Mike Canning is not your average business school dean. He does not hold the coveted doctoral degree nor the arm-long list of published articles in refereed journals. And his attire is classically corporate, not shabby academic. But then, he does not work for a traditional business school.

In July 2010, Canning, now 52, became chief executive of Duke Corporate Education, the specialist corporate education company that has been ranked number one in the Financial Times rankings for customised programmes for the past nine years.

The strength of the institution, which is wholly owned by Duke University in Durham, North Carolina, is that it offers just one thing: highly customised programmes to address specific corporate needs. “We’ve always thought of ourselves as being in the execution of strategy, of helping people solve problems,” says its affable chief executive.

Unlike many business schools where corporate programmes are based on professorial research interests, Duke CE uses academics and trainers from a host of sources – often competing business schools – to teach what a company needs.

A decade ago, when it was launched, it was a real innovation in the executive education market. And the recession has not dampened the new boss’s enthusiasm for the innovative.

Canning is clearly excited about Duke CE’s latest venture, which he dubs the “marketplace as classroom”. Though it might sound like the overseas study trips beloved of MBA students, Canning believes that immersing managers in the countries where they will do business – be it India, China or the UK – helps them understand the challenges better.
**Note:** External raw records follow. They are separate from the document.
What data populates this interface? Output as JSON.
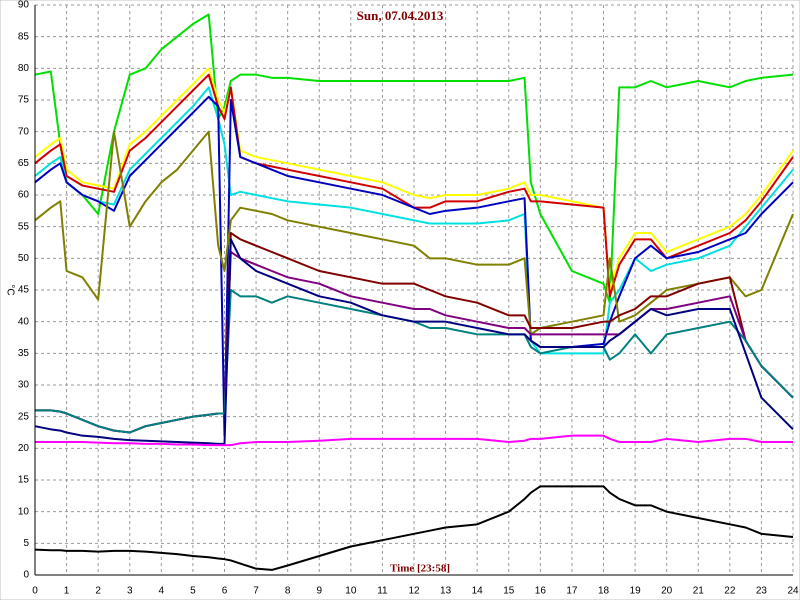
{
  "chart_data": {
    "type": "line",
    "title": "Sun, 07.04.2013",
    "x_label": "Time [23:58]",
    "y_label": "°C",
    "grid": true,
    "xlim": [
      0,
      24
    ],
    "xticks": [
      0,
      1,
      2,
      3,
      4,
      5,
      6,
      7,
      8,
      9,
      10,
      11,
      12,
      13,
      14,
      15,
      16,
      17,
      18,
      19,
      20,
      21,
      22,
      23,
      24
    ],
    "ylim": [
      0,
      90
    ],
    "yticks": [
      0,
      5,
      10,
      15,
      20,
      25,
      30,
      35,
      40,
      45,
      50,
      55,
      60,
      65,
      70,
      75,
      80,
      85,
      90
    ],
    "x": [
      0,
      0.5,
      0.8,
      1,
      1.5,
      2,
      2.5,
      3,
      3.5,
      4,
      4.5,
      5,
      5.5,
      5.8,
      6,
      6.2,
      6.5,
      7,
      7.5,
      8,
      9,
      10,
      11,
      12,
      12.5,
      13,
      14,
      15,
      15.5,
      15.7,
      16,
      17,
      18,
      18.2,
      18.5,
      19,
      19.5,
      20,
      21,
      22,
      22.5,
      23,
      24
    ],
    "series": [
      {
        "color": "#00e000",
        "values": [
          79,
          79.5,
          68,
          62,
          60,
          57,
          70,
          79,
          80,
          83,
          85,
          87,
          88.5,
          72,
          74,
          78,
          79,
          79,
          78.5,
          78.5,
          78,
          78,
          78,
          78,
          78,
          78,
          78,
          78,
          78.5,
          62,
          57,
          48,
          46,
          43,
          77,
          77,
          78,
          77,
          78,
          77,
          78,
          78.5,
          79
        ]
      },
      {
        "color": "#ffff00",
        "values": [
          66,
          68,
          69,
          64,
          62,
          61.5,
          61,
          68,
          70,
          72.5,
          75,
          77.5,
          80,
          75,
          73,
          77,
          67,
          66,
          65.5,
          65,
          64,
          63,
          62,
          60,
          59.5,
          60,
          60,
          61,
          62,
          60,
          60,
          59,
          58,
          45,
          50,
          54,
          54,
          51,
          53,
          55,
          57,
          60,
          67
        ]
      },
      {
        "color": "#d00000",
        "values": [
          65,
          67,
          68,
          63,
          61.5,
          61,
          60.5,
          67,
          69,
          71.5,
          74,
          76.5,
          79,
          74,
          72,
          77,
          66,
          65,
          64.5,
          64,
          63,
          62,
          61,
          58,
          58,
          59,
          59,
          60.5,
          61,
          59,
          59,
          58.5,
          58,
          44,
          49,
          53,
          53,
          50,
          52,
          54,
          56,
          59,
          66
        ]
      },
      {
        "color": "#00e0e0",
        "values": [
          63,
          65,
          66,
          62,
          60,
          59,
          58.5,
          64,
          66.5,
          69,
          71.5,
          74,
          77,
          72,
          68,
          60,
          60.5,
          60,
          59.5,
          59,
          58.5,
          58,
          57,
          56,
          55.5,
          55.5,
          55.5,
          56,
          57,
          37,
          35,
          35,
          35,
          43,
          45,
          50,
          48,
          49,
          50,
          52,
          55,
          58,
          64
        ]
      },
      {
        "color": "#0000c0",
        "values": [
          62,
          64,
          65,
          62,
          60,
          59,
          57.5,
          63,
          65.5,
          68,
          70.5,
          73,
          75.5,
          74,
          22,
          75,
          66,
          65,
          64,
          63,
          62,
          61,
          60,
          58,
          57,
          57.5,
          58,
          59,
          59.5,
          37,
          36,
          36,
          36.5,
          40,
          44,
          50,
          52,
          50,
          51,
          53,
          54,
          57,
          62
        ]
      },
      {
        "color": "#808000",
        "values": [
          56,
          58,
          59,
          48,
          47,
          43.5,
          70,
          55,
          59,
          62,
          64,
          67,
          70,
          52,
          48,
          56,
          58,
          57.5,
          57,
          56,
          55,
          54,
          53,
          52,
          50,
          50,
          49,
          49,
          50,
          38,
          39,
          40,
          41,
          50,
          40,
          41,
          43,
          45,
          46,
          47,
          44,
          45,
          57
        ]
      },
      {
        "color": "#800000",
        "values": [
          26,
          26,
          25.8,
          25.5,
          24.5,
          23.5,
          22.8,
          22.5,
          23.5,
          24,
          24.5,
          25,
          25.3,
          25.5,
          25.5,
          54,
          53,
          52,
          51,
          50,
          48,
          47,
          46,
          46,
          45,
          44,
          43,
          41,
          41,
          39,
          39,
          39,
          40,
          40,
          41,
          42,
          44,
          44,
          46,
          47,
          37,
          33,
          28
        ]
      },
      {
        "color": "#800080",
        "values": [
          26,
          26,
          25.8,
          25.5,
          24.5,
          23.5,
          22.8,
          22.5,
          23.5,
          24,
          24.5,
          25,
          25.3,
          25.5,
          25.5,
          51,
          50,
          49,
          48,
          47,
          46,
          44,
          43,
          42,
          42,
          41,
          40,
          39,
          39,
          38,
          38,
          38,
          38,
          38,
          38,
          40,
          42,
          42,
          43,
          44,
          37,
          33,
          28
        ]
      },
      {
        "color": "#008080",
        "values": [
          26,
          26,
          25.8,
          25.5,
          24.5,
          23.5,
          22.8,
          22.5,
          23.5,
          24,
          24.5,
          25,
          25.3,
          25.5,
          25.5,
          45,
          44,
          44,
          43,
          44,
          43,
          42,
          41,
          40,
          39,
          39,
          38,
          38,
          38,
          36,
          35,
          36,
          36,
          34,
          35,
          38,
          35,
          38,
          39,
          40,
          37,
          33,
          28
        ]
      },
      {
        "color": "#000080",
        "values": [
          23.5,
          23,
          22.8,
          22.5,
          22,
          21.8,
          21.5,
          21.3,
          21.2,
          21.1,
          21,
          20.9,
          20.8,
          20.7,
          20.7,
          53,
          50,
          48,
          47,
          46,
          44,
          43,
          41,
          40,
          40,
          40,
          39,
          38,
          38,
          37,
          36,
          36,
          36,
          37,
          38,
          40,
          42,
          41,
          42,
          42,
          35,
          28,
          23
        ]
      },
      {
        "color": "#ff00ff",
        "values": [
          21,
          21,
          21,
          21,
          21,
          20.9,
          20.8,
          20.8,
          20.7,
          20.7,
          20.6,
          20.6,
          20.5,
          20.5,
          20.5,
          20.5,
          20.8,
          21,
          21,
          21,
          21.2,
          21.5,
          21.5,
          21.5,
          21.5,
          21.5,
          21.5,
          21,
          21.2,
          21.5,
          21.5,
          22,
          22,
          21.5,
          21,
          21,
          21,
          21.5,
          21,
          21.5,
          21.5,
          21,
          21
        ]
      },
      {
        "color": "#000000",
        "values": [
          4,
          3.9,
          3.9,
          3.8,
          3.8,
          3.7,
          3.8,
          3.8,
          3.7,
          3.5,
          3.3,
          3,
          2.8,
          2.6,
          2.5,
          2.3,
          1.8,
          1,
          0.8,
          1.5,
          3,
          4.5,
          5.5,
          6.5,
          7,
          7.5,
          8,
          10,
          12,
          13,
          14,
          14,
          14,
          13,
          12,
          11,
          11,
          10,
          9,
          8,
          7.5,
          6.5,
          6
        ]
      }
    ]
  }
}
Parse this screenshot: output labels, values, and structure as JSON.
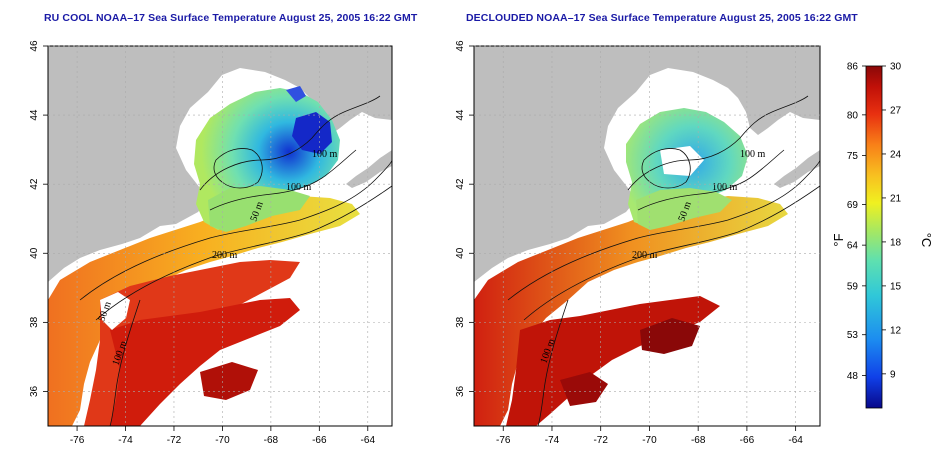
{
  "panels": [
    {
      "id": "left",
      "title": "RU COOL NOAA–17 Sea Surface Temperature August 25, 2005 16:22 GMT",
      "lon_ticks": [
        "-76",
        "-74",
        "-72",
        "-70",
        "-68",
        "-66",
        "-64"
      ],
      "lat_ticks": [
        "36",
        "38",
        "40",
        "42",
        "44",
        "46"
      ],
      "contour_labels": [
        "100 m",
        "100 m",
        "50 m",
        "200 m",
        "50 m",
        "100 m"
      ]
    },
    {
      "id": "right",
      "title": "DECLOUDED NOAA–17 Sea Surface Temperature August 25, 2005 16:22 GMT",
      "lon_ticks": [
        "-76",
        "-74",
        "-72",
        "-70",
        "-68",
        "-66",
        "-64"
      ],
      "lat_ticks": [
        "36",
        "38",
        "40",
        "42",
        "44",
        "46"
      ],
      "contour_labels": [
        "100 m",
        "100 m",
        "50 m",
        "200 m",
        "100 m"
      ]
    }
  ],
  "colorbar": {
    "f_ticks": [
      "86",
      "80",
      "75",
      "69",
      "64",
      "59",
      "53",
      "48"
    ],
    "c_ticks": [
      "30",
      "27",
      "24",
      "21",
      "18",
      "15",
      "12",
      "9"
    ],
    "f_label": "°F",
    "c_label": "°C",
    "colors": [
      "#08088a",
      "#1040e8",
      "#1c8cf0",
      "#30c8d8",
      "#5ee0b0",
      "#a8e860",
      "#f0f020",
      "#f8c020",
      "#f88018",
      "#e83010",
      "#c01008",
      "#8a0808"
    ]
  },
  "colors": {
    "land": "#bebebe",
    "ocean_bg": "#ffffff",
    "grid": "#aaaaaa",
    "contour": "#111111",
    "title": "#1a1aa6"
  }
}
“Businesses need to grow in unfamiliar markets and they need a cadre of global leaders,” he says. “Being a global leader is more than a cognitive enterprise. We shock their senses, give them a visceral experience.”

But placing all your eggs in one basket, even in a fashionable area such as corporate education, has its drawbacks, as Duke CE found to its cost during the recession. “After eight years of double-digit growth, we saw things fall off for about two years,” says Canning. Indeed, the company saw two years of double-digit decline before business returned. This year, the news is much better, and he is predicting growth in excess of 30 per cent, although he is characteristically candid about business prospects: “It will take us two years to get back to where we were.”

Canning worked for many years at Coca-Cola, and his corporate background clearly shows in his approach to running Duke CE. During the bad times, he and his colleagues exercised the level of customer support more common in consumer goods companies than in business schools. “We stuck with our clients. We visited those with no budget and talked about their plans. We actually didn’t lose a client. Growth is really driven by our existing clients coming back,” he says.

Many of Duke CE’s clients are in the mining, metals and construction sectors, areas often eschewed by business schools that concentrate on banks and services firms. But Canning is committed to them. “Although those companies [banks and services firms] are knowledge driven, the other companies [mining and construction] are really short of talent. There is a shortage of good leaders in technical industries, and a huge need to retain and reshape the talent.”

As the global economy improves, these companies are picking up business too. “They’re all going great guns. They have bounced back more than anyone expected,” he says.

But although business is back, it is different, according to Canning. “We’re doing fine in the US,” he says, where a handful of blue-chip companies have signed up for business. In Europe, countries such as Germany, Switzerland and Sweden have shown growth – Duke CE has doubled the number of clients there.

Two-thirds of the company’s growth is outside the US, says Canning, who maintains businesses need to grow in unfamiliar markets. “We’ve had some nice growth in really unlikely areas,” he says.